The victim, whose name has not been released to the public to protect his identity, stopped to buy cigarettes while on a walk down Cape Town’s Church Street. A stranger across the street asked if he could share a cigarette, and the victim agreed. After walking a short distance, the stranger then grabbed the victim and forced him into some nearby bushes where he raped him.
The victim returned home crying that night, waking his children and prompting his mother to alert law enforcement.
“He happened to be in the wrong place at the wrong time and we fear what these incidents will do to him,” the victim’s mother told South African outlet IOL. “From what he’s telling us it seems as if the perpetrator had been planning this,” she added.
The victim’s mother goes on to say that the family knows and accepts the victim as a gay man, though the family fears for his safety in the homophobic climate of Cape Town. She also says this isn’t the first time he’s been attacked.
“He was almost raped here in Langa [a neighborhood in Cape Town] and at boarding school in Stellenbosch,” the victim’s mother says. “He once arrived here traumatized after he was attacked and almost got raped by a group of men in Stellenbosch.” She also added that he’s experienced insomnia as a result of the Saturday attack.
For the greater Cape Town community, the attack on this victim sends an ominous signal about the safety of the city, and about the nature of sex crimes in general.
“This is the first case we have dealt with and to have such cases where there are calls for the end of gender-based violence and the raping not only of women and children but everyone is upsetting,” said Anele Gqasana of Langa Community Advice Services, a legal and civil rights counseling group based in Cape Town.
At the time of this writing, police have not released the name of the suspect in the case.
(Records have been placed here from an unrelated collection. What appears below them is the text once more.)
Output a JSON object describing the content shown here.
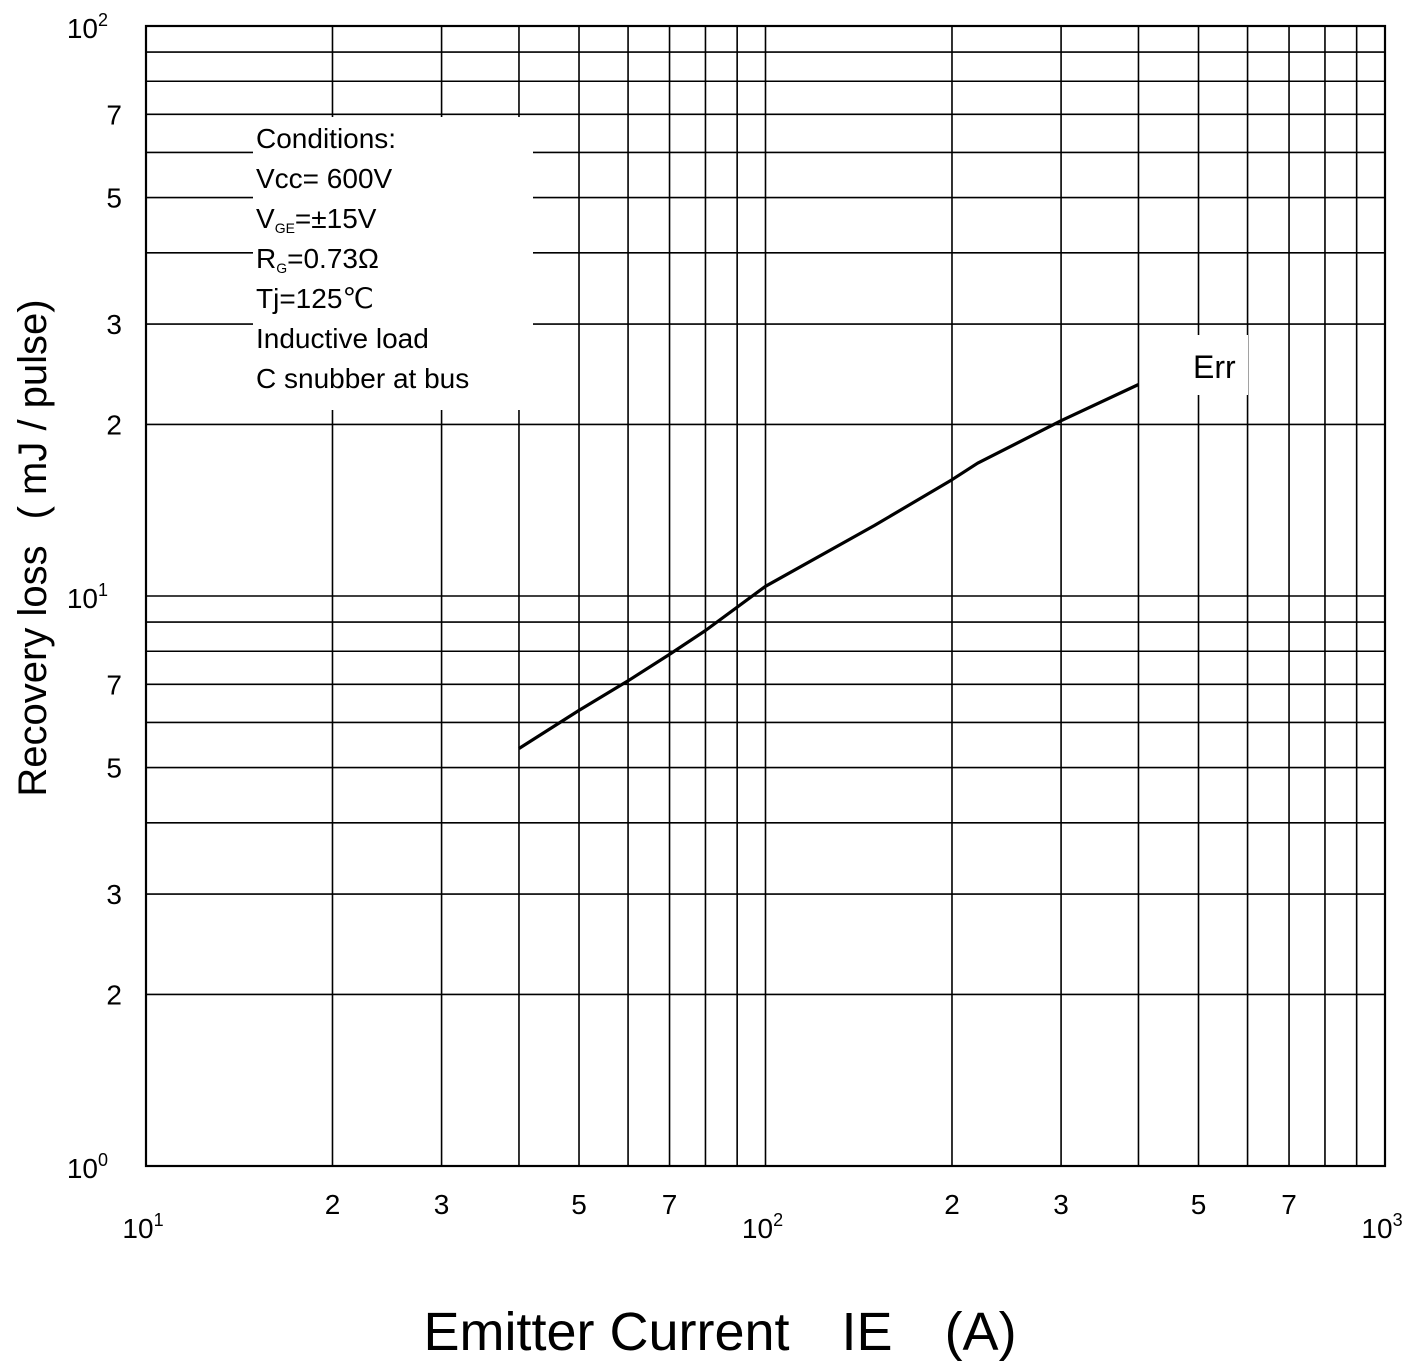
{
  "chart_data": {
    "type": "line",
    "xscale": "log",
    "yscale": "log",
    "xlim": [
      10,
      1000
    ],
    "ylim": [
      1,
      100
    ],
    "xlabel": "Emitter Current",
    "xlabel_symbol": "IE",
    "xlabel_unit": "(A)",
    "ylabel": "Recovery loss",
    "ylabel_unit": "( mJ / pulse)",
    "x_ticks": [
      {
        "value": 10,
        "base": "10",
        "exp": "1"
      },
      {
        "value": 20,
        "label": "2"
      },
      {
        "value": 30,
        "label": "3"
      },
      {
        "value": 50,
        "label": "5"
      },
      {
        "value": 70,
        "label": "7"
      },
      {
        "value": 100,
        "base": "10",
        "exp": "2"
      },
      {
        "value": 200,
        "label": "2"
      },
      {
        "value": 300,
        "label": "3"
      },
      {
        "value": 500,
        "label": "5"
      },
      {
        "value": 700,
        "label": "7"
      },
      {
        "value": 1000,
        "base": "10",
        "exp": "3"
      }
    ],
    "y_ticks": [
      {
        "value": 1,
        "base": "10",
        "exp": "0"
      },
      {
        "value": 2,
        "label": "2"
      },
      {
        "value": 3,
        "label": "3"
      },
      {
        "value": 5,
        "label": "5"
      },
      {
        "value": 7,
        "label": "7"
      },
      {
        "value": 10,
        "base": "10",
        "exp": "1"
      },
      {
        "value": 20,
        "label": "2"
      },
      {
        "value": 30,
        "label": "3"
      },
      {
        "value": 50,
        "label": "5"
      },
      {
        "value": 70,
        "label": "7"
      },
      {
        "value": 100,
        "base": "10",
        "exp": "2"
      }
    ],
    "grid": true,
    "series": [
      {
        "name": "Err",
        "x": [
          40,
          50,
          60,
          70,
          80,
          100,
          150,
          200,
          220,
          300,
          400
        ],
        "y": [
          5.4,
          6.3,
          7.1,
          7.9,
          8.7,
          10.4,
          13.3,
          16.0,
          17.1,
          20.3,
          23.5
        ]
      }
    ],
    "conditions_box": {
      "lines": [
        {
          "text": "Conditions:"
        },
        {
          "text": "Vcc= 600V"
        },
        {
          "main": "V",
          "sub": "GE",
          "rest": "=±15V"
        },
        {
          "main": "R",
          "sub": "G",
          "rest": "=0.73Ω"
        },
        {
          "text": "Tj=125℃"
        },
        {
          "text": "Inductive load"
        },
        {
          "text": "C snubber at bus"
        }
      ]
    }
  }
}
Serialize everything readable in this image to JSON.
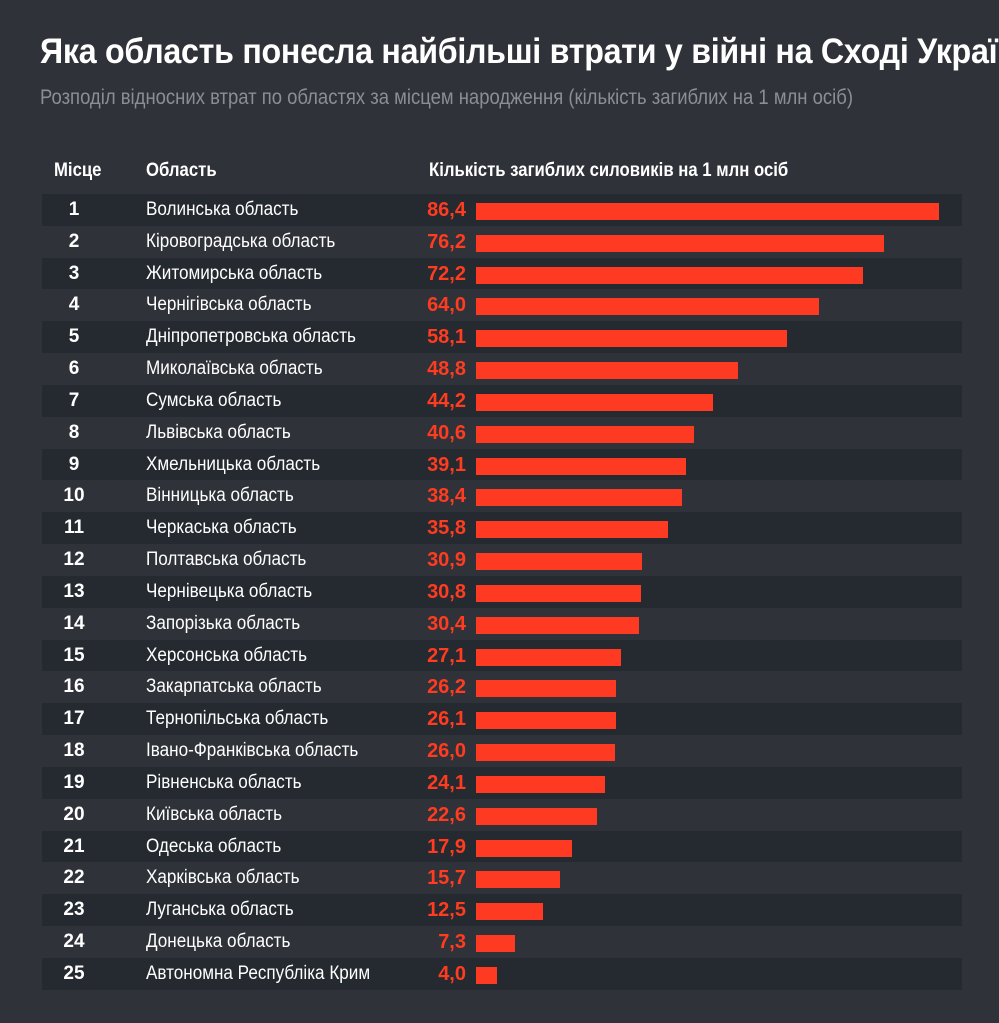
{
  "title": "Яка область понесла найбільші втрати у війні на Сході України",
  "subtitle": "Розподіл відносних втрат по областях за місцем народження (кількість загиблих на 1 млн осіб)",
  "columns": {
    "rank": "Місце",
    "region": "Область",
    "value": "Кількість загиблих силовиків на 1 млн осіб"
  },
  "colors": {
    "background": "#2f3238",
    "row_alt": "#252a30",
    "bar": "#ff3a22",
    "value_text": "#ff3b20",
    "subtitle_text": "#8a8e95"
  },
  "chart_data": {
    "type": "bar",
    "orientation": "horizontal",
    "title": "Яка область понесла найбільші втрати у війні на Сході України",
    "subtitle": "Розподіл відносних втрат по областях за місцем народження (кількість загиблих на 1 млн осіб)",
    "xlabel": "Кількість загиблих силовиків на 1 млн осіб",
    "ylabel": "Область",
    "xlim": [
      0,
      86.4
    ],
    "rows": [
      {
        "rank": "1",
        "region": "Волинська область",
        "label": "86,4",
        "value": 86.4
      },
      {
        "rank": "2",
        "region": "Кіровоградська область",
        "label": "76,2",
        "value": 76.2
      },
      {
        "rank": "3",
        "region": "Житомирська область",
        "label": "72,2",
        "value": 72.2
      },
      {
        "rank": "4",
        "region": "Чернігівська область",
        "label": "64,0",
        "value": 64.0
      },
      {
        "rank": "5",
        "region": "Дніпропетровська область",
        "label": "58,1",
        "value": 58.1
      },
      {
        "rank": "6",
        "region": "Миколаївська область",
        "label": "48,8",
        "value": 48.8
      },
      {
        "rank": "7",
        "region": "Сумська область",
        "label": "44,2",
        "value": 44.2
      },
      {
        "rank": "8",
        "region": "Львівська область",
        "label": "40,6",
        "value": 40.6
      },
      {
        "rank": "9",
        "region": "Хмельницька область",
        "label": "39,1",
        "value": 39.1
      },
      {
        "rank": "10",
        "region": "Вінницька область",
        "label": "38,4",
        "value": 38.4
      },
      {
        "rank": "11",
        "region": "Черкаська область",
        "label": "35,8",
        "value": 35.8
      },
      {
        "rank": "12",
        "region": "Полтавська область",
        "label": "30,9",
        "value": 30.9
      },
      {
        "rank": "13",
        "region": "Чернівецька область",
        "label": "30,8",
        "value": 30.8
      },
      {
        "rank": "14",
        "region": "Запорізька область",
        "label": "30,4",
        "value": 30.4
      },
      {
        "rank": "15",
        "region": "Херсонська область",
        "label": "27,1",
        "value": 27.1
      },
      {
        "rank": "16",
        "region": "Закарпатська область",
        "label": "26,2",
        "value": 26.2
      },
      {
        "rank": "17",
        "region": "Тернопільська область",
        "label": "26,1",
        "value": 26.1
      },
      {
        "rank": "18",
        "region": "Івано-Франківська область",
        "label": "26,0",
        "value": 26.0
      },
      {
        "rank": "19",
        "region": "Рівненська область",
        "label": "24,1",
        "value": 24.1
      },
      {
        "rank": "20",
        "region": "Київська область",
        "label": "22,6",
        "value": 22.6
      },
      {
        "rank": "21",
        "region": "Одеська область",
        "label": "17,9",
        "value": 17.9
      },
      {
        "rank": "22",
        "region": "Харківська область",
        "label": "15,7",
        "value": 15.7
      },
      {
        "rank": "23",
        "region": "Луганська область",
        "label": "12,5",
        "value": 12.5
      },
      {
        "rank": "24",
        "region": "Донецька область",
        "label": "7,3",
        "value": 7.3
      },
      {
        "rank": "25",
        "region": "Автономна Республіка Крим",
        "label": "4,0",
        "value": 4.0
      }
    ]
  }
}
He remains in custody awaiting his first court appearance.
South Africa is typically labeled the most queer-friendly destination in Africa. LGBTQ people enjoy marriage equality, discrimination protections in housing and employment, adoption rights and can serve in the military. Public opinion surveys, however, paint a more complicated picture of queer acceptance in the nation. A 2015 survey revealed that though a 51% majority of respondents believed LGBTQ people should have the same rights as straight South Africans, a whopping 72% viewed homosexuality as morally wrong.